Smartphone e social, così la scienza sfata il 'Tecnopanico'

Dalla minaccia della disinformazione a portata di smartphone all'impatto dei social network sulla psiche dei giovani: gli allarmismi suscitati dalle nuove tecnologie di comunicazione digitali risultano spesso eccessivi alla luce delle ricerche scientifiche realizzate finora. Lo spiega Alberto Acerbi, ricercatore del Dipartimento di sociologia e ricerca sociale dell'Università di Trento, nel suo nuovo libro 'Tecnopanico. Media digitali, tra ragionevoli cautele e paure ingiustificate' (edizioni il Mulino, 186 pagine, 15 euro).

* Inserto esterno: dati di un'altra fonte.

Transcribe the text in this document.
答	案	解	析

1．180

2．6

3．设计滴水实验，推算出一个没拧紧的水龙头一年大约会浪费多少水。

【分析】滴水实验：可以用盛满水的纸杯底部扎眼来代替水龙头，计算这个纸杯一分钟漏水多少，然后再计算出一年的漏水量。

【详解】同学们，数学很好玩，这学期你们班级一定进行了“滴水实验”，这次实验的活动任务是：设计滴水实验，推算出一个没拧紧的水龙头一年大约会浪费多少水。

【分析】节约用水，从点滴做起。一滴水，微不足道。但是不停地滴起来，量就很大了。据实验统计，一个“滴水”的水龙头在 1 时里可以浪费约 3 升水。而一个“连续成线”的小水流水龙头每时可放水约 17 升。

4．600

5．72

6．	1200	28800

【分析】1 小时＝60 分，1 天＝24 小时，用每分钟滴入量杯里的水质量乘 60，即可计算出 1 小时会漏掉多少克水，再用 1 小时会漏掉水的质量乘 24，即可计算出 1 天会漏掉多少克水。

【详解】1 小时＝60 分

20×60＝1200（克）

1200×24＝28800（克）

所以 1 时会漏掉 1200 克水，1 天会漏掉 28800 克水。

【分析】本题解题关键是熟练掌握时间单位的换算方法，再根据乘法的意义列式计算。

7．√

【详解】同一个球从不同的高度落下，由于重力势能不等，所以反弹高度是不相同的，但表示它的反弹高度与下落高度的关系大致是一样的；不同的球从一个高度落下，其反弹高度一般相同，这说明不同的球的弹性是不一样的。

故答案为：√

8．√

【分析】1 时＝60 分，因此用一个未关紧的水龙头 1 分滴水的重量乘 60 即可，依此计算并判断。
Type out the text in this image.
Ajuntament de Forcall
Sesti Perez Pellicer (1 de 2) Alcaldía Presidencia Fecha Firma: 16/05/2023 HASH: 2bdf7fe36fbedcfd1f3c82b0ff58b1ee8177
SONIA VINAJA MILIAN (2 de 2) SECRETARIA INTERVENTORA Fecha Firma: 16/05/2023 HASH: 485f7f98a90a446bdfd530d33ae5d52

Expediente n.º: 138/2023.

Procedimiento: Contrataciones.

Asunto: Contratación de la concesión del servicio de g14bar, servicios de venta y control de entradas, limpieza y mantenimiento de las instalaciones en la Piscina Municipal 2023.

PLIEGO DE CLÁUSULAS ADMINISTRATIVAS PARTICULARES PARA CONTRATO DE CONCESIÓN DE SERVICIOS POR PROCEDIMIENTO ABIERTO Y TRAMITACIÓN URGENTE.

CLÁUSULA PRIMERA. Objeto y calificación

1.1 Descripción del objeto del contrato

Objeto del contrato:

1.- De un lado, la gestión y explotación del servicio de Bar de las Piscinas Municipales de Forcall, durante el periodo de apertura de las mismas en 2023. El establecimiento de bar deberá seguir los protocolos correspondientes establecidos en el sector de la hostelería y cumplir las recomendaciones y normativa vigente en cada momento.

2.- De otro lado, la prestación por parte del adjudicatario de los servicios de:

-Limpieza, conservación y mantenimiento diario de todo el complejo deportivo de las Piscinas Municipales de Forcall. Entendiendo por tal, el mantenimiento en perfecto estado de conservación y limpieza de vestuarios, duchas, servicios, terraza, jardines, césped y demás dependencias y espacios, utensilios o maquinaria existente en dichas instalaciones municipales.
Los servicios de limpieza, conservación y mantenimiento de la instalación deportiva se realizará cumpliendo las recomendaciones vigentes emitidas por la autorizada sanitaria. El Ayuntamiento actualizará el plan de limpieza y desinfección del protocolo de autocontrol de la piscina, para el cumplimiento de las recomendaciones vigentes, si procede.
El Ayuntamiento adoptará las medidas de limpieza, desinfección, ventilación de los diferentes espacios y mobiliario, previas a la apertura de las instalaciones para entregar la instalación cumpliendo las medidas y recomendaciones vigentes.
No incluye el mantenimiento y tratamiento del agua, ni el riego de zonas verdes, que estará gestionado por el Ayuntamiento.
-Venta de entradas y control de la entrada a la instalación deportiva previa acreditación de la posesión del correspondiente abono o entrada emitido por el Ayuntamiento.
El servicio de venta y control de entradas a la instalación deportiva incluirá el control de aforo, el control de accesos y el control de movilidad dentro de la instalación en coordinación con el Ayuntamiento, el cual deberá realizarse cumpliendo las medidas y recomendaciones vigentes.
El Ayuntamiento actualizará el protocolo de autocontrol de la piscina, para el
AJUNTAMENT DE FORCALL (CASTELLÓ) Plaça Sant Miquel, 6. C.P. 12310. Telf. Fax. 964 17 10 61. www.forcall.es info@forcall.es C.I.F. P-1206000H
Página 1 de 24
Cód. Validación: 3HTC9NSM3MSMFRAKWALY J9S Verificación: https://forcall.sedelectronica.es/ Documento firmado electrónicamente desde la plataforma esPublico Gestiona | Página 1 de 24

Acerbi, esperto di evoluzione culturale e antropologia cognitiva, traccia una guida all'uso consapevole e critico dei nuovi media digitali , dando uno spaccato delle ricerche oggi disponibili che smonta alcune delle convinzioni oggi più diffuse . Gli studi dimostrano ad esempio che la disinformazione non è più diffusa online, ma solo più facilmente accessibile ; l' infodemia porta più click ai siti affidabili che a quelli inaffidabili ; l'uso dei social media non è di per sé la causa della credenza nelle teorie del complotto, anche se ne può favorire la generazione e la diffusione; le insidiose ' camere dell'eco' che favoriscono la polarizzazione non sono un effetto collaterale inevitabile delle interazioni sui social ma dipendono dagli specifici argomenti . I risultati delle ricerche sono "molto più sfumati di quello che spesso ci sentiamo ripetere", commenta Acerbi.

Il suo libro dedica ampio spazio anche al tema molto dibattuto degli effetti dei nuovi media sulla salute mentale dei ragazzi . Pur riconoscendo che i timori sono motivati, dal momento che smartphone e social hanno radicalmente cambiato le nostre vite, dimostra quanto sia difficile provare un vero nesso di causa-effetto con il disagio giovanile. "Non c'è consenso scientifico riguardo agli effetti negativi provocati dai social media sul nostro benessere psicologico", sottolinea Acerbi, ricordando come non ci siano ancora dati scientifici abbastanza solidi che giustifichino il ricorso a un divieto generalizzato del loro utilizzo.